3. No Middle Name by Lee Child (Short Stories / 2017). This is a collection of short stories featuring Jack Reacher.











4. The Grave Maurice by Martha Grimes (Inspector Jury #18). I've been reading the Jury books again, this time starting at the beginning. It's an excellent mystery series.










"'Chew on this,' says Melrose Plant to Richard Jury, who's in the hospital being driven crazy by Hannibal, a nurse who likes to speculate on his chances for survival. Jury could use a good story, preferably one not ending with his own demise. Plant tells Jury of something he overheard in The Grave Maurice, a pub near the hospital. A woman told an intriguing story about a girl named Nell Ryder, granddaughter to the owner of the Ryder Stud Farm in Cambridgeshire, who went missing more than a year before and has never been found. What is especially interesting to Plant is that Nell is also the daughter of Jury's surgeon.

But Nell's disappearance isn't the only mystery at the Ryder farm. A woman has been found dead on the track-a woman who was a stranger even to the Ryders.

But not to Plant. She's the woman he saw in The Grave Maurice. Together with Jury, Nell's family, and the Cambridgeshire police, Plant embarks on a search to find Nell and bring her home.

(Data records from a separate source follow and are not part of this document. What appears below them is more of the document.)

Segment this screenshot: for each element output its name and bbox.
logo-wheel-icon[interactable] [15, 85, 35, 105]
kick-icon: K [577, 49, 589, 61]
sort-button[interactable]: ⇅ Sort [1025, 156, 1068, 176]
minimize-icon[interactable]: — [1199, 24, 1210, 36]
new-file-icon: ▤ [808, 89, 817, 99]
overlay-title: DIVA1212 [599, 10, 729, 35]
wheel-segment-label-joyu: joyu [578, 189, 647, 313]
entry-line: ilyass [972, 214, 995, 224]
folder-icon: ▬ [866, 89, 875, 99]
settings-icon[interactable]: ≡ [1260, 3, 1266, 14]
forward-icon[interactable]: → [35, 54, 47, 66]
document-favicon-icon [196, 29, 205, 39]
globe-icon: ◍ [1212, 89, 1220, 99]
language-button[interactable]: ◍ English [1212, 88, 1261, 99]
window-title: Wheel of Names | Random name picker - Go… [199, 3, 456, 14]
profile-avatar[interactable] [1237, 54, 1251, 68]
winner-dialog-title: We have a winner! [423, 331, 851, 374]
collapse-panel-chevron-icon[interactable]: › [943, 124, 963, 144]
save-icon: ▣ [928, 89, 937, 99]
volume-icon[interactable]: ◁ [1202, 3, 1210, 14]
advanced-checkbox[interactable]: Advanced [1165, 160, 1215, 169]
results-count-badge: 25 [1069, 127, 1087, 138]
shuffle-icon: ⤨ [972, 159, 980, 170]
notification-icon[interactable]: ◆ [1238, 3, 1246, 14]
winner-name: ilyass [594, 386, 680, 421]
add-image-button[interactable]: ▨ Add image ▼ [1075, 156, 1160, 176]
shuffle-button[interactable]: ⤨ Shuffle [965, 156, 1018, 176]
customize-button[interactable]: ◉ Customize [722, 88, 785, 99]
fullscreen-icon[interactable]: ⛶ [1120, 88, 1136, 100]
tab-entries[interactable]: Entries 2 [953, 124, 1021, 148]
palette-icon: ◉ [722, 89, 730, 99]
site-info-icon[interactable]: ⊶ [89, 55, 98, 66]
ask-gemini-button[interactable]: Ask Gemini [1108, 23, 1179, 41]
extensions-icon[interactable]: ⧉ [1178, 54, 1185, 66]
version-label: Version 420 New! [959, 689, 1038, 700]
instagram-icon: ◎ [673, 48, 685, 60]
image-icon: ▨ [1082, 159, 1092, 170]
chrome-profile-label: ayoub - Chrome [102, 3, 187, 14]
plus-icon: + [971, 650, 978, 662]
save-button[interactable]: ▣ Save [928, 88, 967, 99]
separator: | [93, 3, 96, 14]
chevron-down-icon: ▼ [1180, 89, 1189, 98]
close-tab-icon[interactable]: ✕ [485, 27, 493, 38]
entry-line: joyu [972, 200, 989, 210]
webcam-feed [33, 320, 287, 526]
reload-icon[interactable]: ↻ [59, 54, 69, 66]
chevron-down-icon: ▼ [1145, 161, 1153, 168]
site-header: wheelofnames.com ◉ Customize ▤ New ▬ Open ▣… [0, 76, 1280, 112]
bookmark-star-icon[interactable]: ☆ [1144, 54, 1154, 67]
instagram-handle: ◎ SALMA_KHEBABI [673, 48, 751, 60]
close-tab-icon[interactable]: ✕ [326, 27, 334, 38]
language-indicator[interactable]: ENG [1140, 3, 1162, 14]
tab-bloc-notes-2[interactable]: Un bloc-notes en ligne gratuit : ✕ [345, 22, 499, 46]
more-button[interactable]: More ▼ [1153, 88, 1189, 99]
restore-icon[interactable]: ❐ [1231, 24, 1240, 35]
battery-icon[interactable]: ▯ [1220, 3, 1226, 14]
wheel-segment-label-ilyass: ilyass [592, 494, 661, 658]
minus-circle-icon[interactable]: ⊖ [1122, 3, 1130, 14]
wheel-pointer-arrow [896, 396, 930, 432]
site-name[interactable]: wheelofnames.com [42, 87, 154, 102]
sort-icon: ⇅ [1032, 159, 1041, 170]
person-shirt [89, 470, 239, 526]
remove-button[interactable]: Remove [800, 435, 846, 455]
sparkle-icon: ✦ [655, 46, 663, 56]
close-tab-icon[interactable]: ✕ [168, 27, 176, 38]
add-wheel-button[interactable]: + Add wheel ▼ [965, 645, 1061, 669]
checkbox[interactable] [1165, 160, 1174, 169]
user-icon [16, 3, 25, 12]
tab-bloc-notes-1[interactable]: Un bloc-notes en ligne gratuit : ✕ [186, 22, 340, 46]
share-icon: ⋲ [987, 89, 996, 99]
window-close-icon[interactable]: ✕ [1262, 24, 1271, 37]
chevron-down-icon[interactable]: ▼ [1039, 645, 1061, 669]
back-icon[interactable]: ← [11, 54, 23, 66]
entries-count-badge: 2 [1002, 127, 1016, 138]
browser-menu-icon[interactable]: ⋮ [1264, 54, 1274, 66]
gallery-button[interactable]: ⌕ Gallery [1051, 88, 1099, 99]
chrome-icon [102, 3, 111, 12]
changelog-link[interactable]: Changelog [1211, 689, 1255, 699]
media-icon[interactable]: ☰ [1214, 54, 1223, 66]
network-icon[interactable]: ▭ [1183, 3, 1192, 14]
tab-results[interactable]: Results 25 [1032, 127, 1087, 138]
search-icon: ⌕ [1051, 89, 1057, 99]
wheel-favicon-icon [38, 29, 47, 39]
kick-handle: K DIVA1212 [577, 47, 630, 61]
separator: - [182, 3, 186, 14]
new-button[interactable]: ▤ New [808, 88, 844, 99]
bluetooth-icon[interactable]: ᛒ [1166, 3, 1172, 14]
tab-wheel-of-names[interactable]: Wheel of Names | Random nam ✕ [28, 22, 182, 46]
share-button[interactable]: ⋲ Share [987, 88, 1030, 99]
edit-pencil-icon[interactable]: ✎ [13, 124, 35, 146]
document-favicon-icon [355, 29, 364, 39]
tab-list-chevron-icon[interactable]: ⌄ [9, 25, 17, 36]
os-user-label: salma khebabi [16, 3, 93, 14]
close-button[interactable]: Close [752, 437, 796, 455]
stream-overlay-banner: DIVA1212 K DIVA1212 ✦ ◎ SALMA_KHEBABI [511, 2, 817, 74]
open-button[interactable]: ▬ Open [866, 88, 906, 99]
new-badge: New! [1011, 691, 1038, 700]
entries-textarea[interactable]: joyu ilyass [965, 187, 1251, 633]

But is there more to their mission than just restoring a fifteen-year-old girl to her family?"


Nearly New Books, Comox BC
(I traded in 5 or 6 and found 3 that interested me)

1. Spartan Gold by Clive Cussler w/ Grant Blackwood (Fargo Adventures #1). I've been reading the Isaac Pitt books by Cussler and I hadn't found a copy of the 1st Fargo book until today.

"A fortune lost for ages...

A millionaire pursuing his destiny...

Sam and Remi Fargo are about to encounter both."





2. Innocent Graves by Peter Robinson (Inspector Banks #8). This is one of my favorite current mystery series.












"The eighth novel in the critically acclaimed Inspector Alan Banks series. Detective Inspector Banks had seen crimes just as savage in London, but somehow the murder of a teenage girl seemed all the more shocking in the quiet Yorkshire village of Eastvale. Deborah Harrison had been found one foggy night in the churchyard behind St Mary's, strangled with the strap of her school satchel. But Deborah was no typical sixteen-year-old. Her father was a powerful financier who ran in the highest echelons of industry, defence and classified information. And Deborah, it seemed, enjoyed keeping secrets of her own..."

3. Sidney Chambers and the Perils of the Night by James Runcie (Chambers #2). Jo and I have enjoyed the TV series based on these books very much. I've read the first book so far and found it excellent.










"The loveable full time priest and part time detective Canon Sidney Chambers continues his sleuthing adventures in late 1950's Cambridge. Accompanied by his faithful Labrador Dickens, and working in tandem with the increasingly exasperated Inspector Geordie Keating, Sidney is called on to investigate the unexpected fall of a Cambridge don from the roof of King's College Chapel; a case of arson at a glamor photographer's studio; and the poisoning of Zafar Ali, Grantchester's finest spin bowler, in the middle of a crucial game of cricket. As he pursues his quietly probing inquiries, Sidney also has to decide on the vexed question of marriage. Can he choose between the rich, glamorous socialite Amanda Kendall and Hildegard Staunton, a beguiling German widow three years his junior? To help him make up his mind Sidney takes a trip abroad, only to find himself trapped in a complex web of international espionage just as the Berlin Wall is going up."

So there you go, folks. Some books for you to check out. Tomorrow is Friday and another weekend will be upon us. Enjoy your Friday and your weekend!